Agile Tony Chocolonely
The solution to this problem lies in integrating development and operations into one, hybrid team of multidisciplinary professionals that designs, builds, tests, and launches the chocolate, software, or whatever you’re working with. Combining developments and operations (hence, DevOps) allows you to rapidly create new products and services that can be launched in no time and contribute to your competitive advantage. We all know and love Tony Chocolonely (if not, go and try it). Not only do they produce delicious and sustainable chocolate; this company introduces new flavors on a frequent basis, anticipating its highly demanding and impatient customer base. They are the perfect example of an agile business that knows how to face the digital era, in which you must be terrifically fast and flexible if you want to survive.
Pop up chocolate shop
This DevOps approach sounds good, but where do you find the right people? Does your IT department consist of enough IT gurus that get the job done? If the answer is no, you probably suffer from the infamous IT delivery gap. This gap is the difference between your business demands and the actual output of your IT department, caused by undercapacity of the latter. This is where even DevOps can’t save you, as this approach still revolves around people. So why not move to no operations at all? When shifting from DevOps to NoOps, you completely automate the development, management, and monitoring of your applications and their environments. To do so, you need so-called pre-built “stacks” that you can implement in your infrastructure. These stacks are self-learning and can be set up pretty much everywhere, thanks to cloud computing. To stick with the chocolate factory metaphor: transportable, flexible, and high quality as they are, NoOps projects are like automated pop up candy shops on a random festival terrain.
Start cooking
To make your NoOps pop up shops successful, you still need people, though. Although the application environment itself can be pre-built, someone must create the new recipes. Thanks to the stacks, your IT profssionals can focus on this process entirely, which will definitely speed things up. And as getting started with something as highly specialized as NoOps is complex, a third party like an ISV (Independent Software Vendor) comes in handy, too. Their professionals can team up with yours, define business rules, and deploy pluggable fully automated stacks that contain all the components that you need.
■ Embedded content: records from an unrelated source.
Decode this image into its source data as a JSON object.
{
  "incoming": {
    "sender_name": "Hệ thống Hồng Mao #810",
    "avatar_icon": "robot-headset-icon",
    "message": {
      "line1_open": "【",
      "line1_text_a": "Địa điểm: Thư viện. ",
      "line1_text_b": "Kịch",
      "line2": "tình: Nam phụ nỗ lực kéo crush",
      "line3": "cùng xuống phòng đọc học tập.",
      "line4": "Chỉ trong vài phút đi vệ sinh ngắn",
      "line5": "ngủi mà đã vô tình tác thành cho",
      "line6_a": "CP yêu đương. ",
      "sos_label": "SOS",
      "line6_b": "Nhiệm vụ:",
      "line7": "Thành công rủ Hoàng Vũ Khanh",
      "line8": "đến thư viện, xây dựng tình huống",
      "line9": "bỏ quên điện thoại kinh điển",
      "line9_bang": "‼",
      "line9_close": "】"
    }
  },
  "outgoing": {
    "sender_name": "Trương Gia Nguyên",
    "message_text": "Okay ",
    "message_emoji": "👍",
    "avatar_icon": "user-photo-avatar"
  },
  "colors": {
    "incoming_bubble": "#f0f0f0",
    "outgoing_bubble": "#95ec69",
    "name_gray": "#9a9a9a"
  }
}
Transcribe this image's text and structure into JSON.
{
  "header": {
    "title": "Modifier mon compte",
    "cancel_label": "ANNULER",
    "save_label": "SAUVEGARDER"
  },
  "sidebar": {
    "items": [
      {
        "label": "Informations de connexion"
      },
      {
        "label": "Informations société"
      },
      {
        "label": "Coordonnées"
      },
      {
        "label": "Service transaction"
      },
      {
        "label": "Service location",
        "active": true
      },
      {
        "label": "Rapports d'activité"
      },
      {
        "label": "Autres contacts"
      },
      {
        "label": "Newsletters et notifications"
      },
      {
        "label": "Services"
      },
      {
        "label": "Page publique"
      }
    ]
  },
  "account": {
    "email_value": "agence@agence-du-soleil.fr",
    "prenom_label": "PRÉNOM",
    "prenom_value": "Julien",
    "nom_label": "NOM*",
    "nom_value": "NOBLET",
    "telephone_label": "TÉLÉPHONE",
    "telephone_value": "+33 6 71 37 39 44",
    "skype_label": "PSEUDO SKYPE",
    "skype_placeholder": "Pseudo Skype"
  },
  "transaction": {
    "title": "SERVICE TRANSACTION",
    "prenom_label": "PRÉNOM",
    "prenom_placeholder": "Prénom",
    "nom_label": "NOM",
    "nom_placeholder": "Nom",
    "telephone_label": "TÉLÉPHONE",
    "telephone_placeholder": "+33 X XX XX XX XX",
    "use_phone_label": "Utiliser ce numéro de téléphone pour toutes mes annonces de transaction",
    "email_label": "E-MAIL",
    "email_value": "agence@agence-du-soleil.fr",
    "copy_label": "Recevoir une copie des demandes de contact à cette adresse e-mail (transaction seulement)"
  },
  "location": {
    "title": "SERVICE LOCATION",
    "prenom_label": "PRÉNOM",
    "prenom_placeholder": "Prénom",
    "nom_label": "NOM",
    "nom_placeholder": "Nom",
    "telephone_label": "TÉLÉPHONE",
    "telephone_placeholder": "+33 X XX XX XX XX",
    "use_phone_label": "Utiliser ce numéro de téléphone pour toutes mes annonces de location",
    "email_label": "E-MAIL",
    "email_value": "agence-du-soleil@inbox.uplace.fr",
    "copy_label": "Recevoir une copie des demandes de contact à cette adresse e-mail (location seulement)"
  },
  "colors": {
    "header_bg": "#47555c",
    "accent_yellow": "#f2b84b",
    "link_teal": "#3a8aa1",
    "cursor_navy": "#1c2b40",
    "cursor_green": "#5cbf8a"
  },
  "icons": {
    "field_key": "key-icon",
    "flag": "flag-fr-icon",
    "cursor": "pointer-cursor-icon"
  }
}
There’s even the possibility to take your entire IT infrastructure to the cloud, which relieves your employees from workload, allowing them to act faster while making less mistakes.
Go digital!
Chances are we caused some chocolate cravings, but we hope you get the bigger picture. When you ask us, the shift from DevOps to NoOps will soon be a fact, meaning NoOps will be adopted by all kinds of businesses around the world. We suggest you don’t wait until that day, though. Innovativeness is what makes the difference between getting by and winning, and in IT, this means you’ll have to transform and transform fast.